The dollar index soared to a new 2-year high on Wednesday after the Federal Open Market Committee (FOMC) had left QE3 hopefuls disappointed once again. The index tapped a high of 89.093 as the dollar ended the day higher against most of its major counterparts.
Back in June, the markets rallied at the expense of the dollar as investors anticipated the need for QE3. But I can’t help but wonder if these gains will all be undone now that the Fed has settled for a mere extension of Operation Twist and appears to be moving away from further easing.
In its last FOMC statement, many were disappointed that the Fed didn’t announce QE3 and instead just went with an extension of its Operation Twist program. Still, policymakers didn’t exactly leave the markets empty handed.

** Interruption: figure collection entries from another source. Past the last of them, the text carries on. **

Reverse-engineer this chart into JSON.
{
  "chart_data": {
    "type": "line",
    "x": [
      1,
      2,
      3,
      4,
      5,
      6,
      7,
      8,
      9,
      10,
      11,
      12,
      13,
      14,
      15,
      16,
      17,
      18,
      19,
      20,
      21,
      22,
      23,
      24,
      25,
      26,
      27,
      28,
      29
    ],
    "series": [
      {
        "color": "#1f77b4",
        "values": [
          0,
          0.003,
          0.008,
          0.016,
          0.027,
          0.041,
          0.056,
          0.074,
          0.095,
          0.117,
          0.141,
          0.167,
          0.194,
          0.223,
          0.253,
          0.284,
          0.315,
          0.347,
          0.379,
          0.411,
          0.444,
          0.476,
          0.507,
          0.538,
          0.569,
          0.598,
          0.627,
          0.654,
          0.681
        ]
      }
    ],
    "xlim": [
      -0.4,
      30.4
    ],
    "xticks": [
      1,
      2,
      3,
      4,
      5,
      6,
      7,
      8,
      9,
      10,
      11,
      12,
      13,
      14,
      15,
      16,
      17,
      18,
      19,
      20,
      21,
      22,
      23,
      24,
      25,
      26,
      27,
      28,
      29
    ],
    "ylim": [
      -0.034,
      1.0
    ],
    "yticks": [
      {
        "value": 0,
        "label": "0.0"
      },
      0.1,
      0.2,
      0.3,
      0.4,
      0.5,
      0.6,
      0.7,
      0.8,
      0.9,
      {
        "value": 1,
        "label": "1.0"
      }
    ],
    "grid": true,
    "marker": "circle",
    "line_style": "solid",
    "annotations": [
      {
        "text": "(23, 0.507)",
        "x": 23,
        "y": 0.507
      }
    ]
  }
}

They gave investors hope for more stimulus down the line as the central bank’s growth, inflation, and unemployment forecasts were all revised for the worse. Hence, people had reason to believe that QE3 was still a possibility.
However, the minutes of the latest meeting reveal that the Fed may actually be shying away from more stimulus. Surprising at it may sound, it appears as though central bankers are expecting the economy to pick up steam over the coming months!
While two out of the 12 voting members of the FOMC have hinted that they’re ready to pull the QE trigger once more, two others indicated that such a move would only be needed if employment conditions do not get better or if the economy faces more headwinds.
Right now, though the Federal Reserve recognizes the risks to the global economy posed by the European debt crisis, it still believes that the U.S. economy isn’t in immediate danger. According to the minutes, the FOMC is content with its extension of the Operation Twist program. Heck, the committee even described the risk of further economic deterioration as being “low at present.” How’s that for confidence, eh?
One thing you should note though is that the FOMC minutes were based on the meeting back in June, before the release of highly concerning manufacturing, non-manufacturing, and employment data. It’ll be interesting to see if the policymakers’ stances have changed after seeing these weak reports. After all, they do present solid arguments for more easing.